The open source small language models are increasingly competing with their larger counterparts. The likes of 7-13 billion parameter models such as Meta’s LLaMA, Microsoft’s Phi-2, and Mistral are giving tough competition to OpenAI’s GPT-4 or Google’s Gemini.
Recently, Maxime Labonne, a researcher and open source enthusiast, released Phixtral, which combines the competence of Mistral’s Mixture of Experts model and Microsoft’s Phi-2.
AIM got in touch with Labonne, the creator of Phixtral and NeuralBeagle, to understand his views on the AI landscape, the importance of open source, and smaller language models being on par with larger closed ones.
“In the long run, open source is [going to be] too powerful and there are way too many people who want to experiment with it right now,” Labonne said. He believes that eventually open source models will overtake the closed ones. “It is like there are monkeys with a typewriter – one of them will create a masterpiece at some point,” he quipped about open source developers, who are not bound by companies and academic institutions.
Sometimes, the dumbest ideas work
Apart from being an open source contributor, Labonne also works at JPMorgan as a machine learning scientist, and is also an avid gamer. Calling himself ‘GPU poor’, Labonne currently juggles between using his computer to play Vampire Survivors and experimenting with open source language models.
Running experiments on his laptop, Labonne said that he is a huge fan of 7 billion parameter models. “I think it’s a sweet spot with a balance between the requirement of compute and the knowledge,” he added that larger models are obviously going to be good at reasoning, but distilling information through quantisation from large models into smaller models is something that he bets on.
“Currently, all the benchmarks that we have are bad,” laughed Labonne, highlighting that the two ways of benchmarking, one being automated and the other manual ones such as MMLU and HumanEVAL, are both problematic as they can be easily altered by fine-tuning on testing dataset.
Even then, he said that it is the best way that we have currently. “If you go to the leaderboard that I have created and pick the top model, it actually performs better than the rest,” Labonne said. He has built LLM-autoeval, a Google Colab where developers can just specify the name of the model, select a GPU, and run the tests.
Apart from this, Labonne has also created an LLM course with roadmaps and divided it into three parts – LLM fundamentals for beginners, LLM scientist for building LLMs, and LLM Engineer for building applications and deploying them. “A lot of people have been asking me from different backgrounds about how to get into LLMs, so I created this course for people from every background,” he added.
Currently, Labonne is working on creating his own benchmark and also a very passionate project called ‘Chess LLM’, where developers can create their own test dataset, train very small language models, and make them compete in an arena. “They are very bad at playing chess right now, and it is very funny to see the leaderboard.”
The best open source model and AGI
There is a group of people in the AI realm – who occasionally identify themselves as so-called AI ethicists – that are concerned with generative AI taking over the internet, and eventually leading to models collapsing when being trained on synthetic data generated by AI models. “I think it’s just the opposite,” Labonned replied, saying that synthetic data is actually proving to be a lot more effective than initially thought.
“Now we have solid evidence to prove that synthetic data is of really high quality and it can’t ruin the internet,” Labonne gave examples of models such as Orca, that is trained on GPT-4 data and actually performs a lot better than others.
Labonne has been experimenting with a lot of open source models such as Mistral, LLaMA, Phi-2, Falcon, and models from China such as DeepSeek.
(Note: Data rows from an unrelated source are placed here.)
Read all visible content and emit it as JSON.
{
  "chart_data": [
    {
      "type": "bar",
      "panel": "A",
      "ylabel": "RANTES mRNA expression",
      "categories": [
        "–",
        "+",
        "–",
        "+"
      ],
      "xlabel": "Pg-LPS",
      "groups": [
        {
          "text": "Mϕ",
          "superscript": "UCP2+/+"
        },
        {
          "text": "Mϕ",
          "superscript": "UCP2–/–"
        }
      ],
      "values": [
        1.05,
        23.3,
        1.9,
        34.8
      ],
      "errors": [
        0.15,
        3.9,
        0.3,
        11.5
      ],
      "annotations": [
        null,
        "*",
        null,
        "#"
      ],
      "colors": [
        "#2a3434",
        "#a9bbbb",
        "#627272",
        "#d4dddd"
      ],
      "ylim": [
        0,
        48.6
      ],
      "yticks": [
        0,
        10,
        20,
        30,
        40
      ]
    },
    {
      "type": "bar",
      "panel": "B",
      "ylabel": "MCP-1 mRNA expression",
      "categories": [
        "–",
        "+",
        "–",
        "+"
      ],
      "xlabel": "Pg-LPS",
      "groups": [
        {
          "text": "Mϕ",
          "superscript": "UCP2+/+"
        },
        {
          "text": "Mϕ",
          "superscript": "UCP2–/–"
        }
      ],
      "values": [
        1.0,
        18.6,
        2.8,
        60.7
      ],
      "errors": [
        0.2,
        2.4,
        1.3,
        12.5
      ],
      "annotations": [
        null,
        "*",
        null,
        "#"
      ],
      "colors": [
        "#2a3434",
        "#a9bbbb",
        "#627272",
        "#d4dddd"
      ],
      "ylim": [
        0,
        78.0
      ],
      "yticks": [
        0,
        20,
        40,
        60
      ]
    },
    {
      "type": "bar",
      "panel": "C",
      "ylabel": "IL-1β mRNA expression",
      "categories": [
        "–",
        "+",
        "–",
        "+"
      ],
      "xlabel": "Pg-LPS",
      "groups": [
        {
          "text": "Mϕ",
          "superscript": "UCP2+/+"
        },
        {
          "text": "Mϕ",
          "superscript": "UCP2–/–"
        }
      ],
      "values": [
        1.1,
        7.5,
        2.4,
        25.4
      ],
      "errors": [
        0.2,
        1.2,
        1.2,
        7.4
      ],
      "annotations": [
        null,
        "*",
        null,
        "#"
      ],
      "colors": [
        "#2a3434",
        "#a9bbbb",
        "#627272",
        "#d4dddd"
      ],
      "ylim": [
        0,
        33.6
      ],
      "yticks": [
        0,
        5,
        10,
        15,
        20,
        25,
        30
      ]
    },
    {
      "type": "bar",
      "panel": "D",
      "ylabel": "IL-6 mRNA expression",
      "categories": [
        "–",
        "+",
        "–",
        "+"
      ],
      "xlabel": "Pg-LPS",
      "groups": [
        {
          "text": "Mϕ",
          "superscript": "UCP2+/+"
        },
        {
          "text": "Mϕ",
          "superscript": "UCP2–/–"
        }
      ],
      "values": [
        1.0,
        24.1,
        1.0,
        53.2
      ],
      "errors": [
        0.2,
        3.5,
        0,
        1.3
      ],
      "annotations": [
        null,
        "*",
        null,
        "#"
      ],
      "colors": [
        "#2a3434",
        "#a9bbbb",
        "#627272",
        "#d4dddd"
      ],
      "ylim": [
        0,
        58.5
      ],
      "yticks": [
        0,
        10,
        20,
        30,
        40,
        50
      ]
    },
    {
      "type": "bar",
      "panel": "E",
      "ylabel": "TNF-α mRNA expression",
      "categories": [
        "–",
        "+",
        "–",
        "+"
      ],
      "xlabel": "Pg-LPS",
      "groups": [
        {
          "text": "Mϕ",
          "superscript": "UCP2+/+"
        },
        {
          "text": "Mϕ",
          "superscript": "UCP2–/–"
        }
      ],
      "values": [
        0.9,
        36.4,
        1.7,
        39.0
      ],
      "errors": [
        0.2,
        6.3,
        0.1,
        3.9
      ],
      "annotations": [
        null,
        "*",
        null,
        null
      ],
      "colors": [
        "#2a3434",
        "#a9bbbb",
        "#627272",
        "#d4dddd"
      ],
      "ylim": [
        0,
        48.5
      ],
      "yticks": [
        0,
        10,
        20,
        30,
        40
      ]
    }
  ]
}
According to him, Falcon was great when it came out and was on top of the charts, but now models such as Mistal and Llama 2 are outperforming everyone.
“Phi-2 is great, but I think Mistral’s models are the best right now,” he said, and added that Chinese models are not suitable for English use cases at all.
Labonne says that OpenAI’s strategy of going closed door since GPT-3 is good for the company, but Meta’s open source approach is something that makes him really happy. “I am not very interested in the AGI conversation, I don’t even see how it’s possible right now,” he laughed and wished the companies striving for it, the best of luck.
“We will talk about AGI after 10 years,” he concluded, adding the LLMs are one of the most powerful tools, but we need something stronger to achieve that, and it is not cost effective to keep training bigger models such as GPT-5, as we have reached almost a saturation point.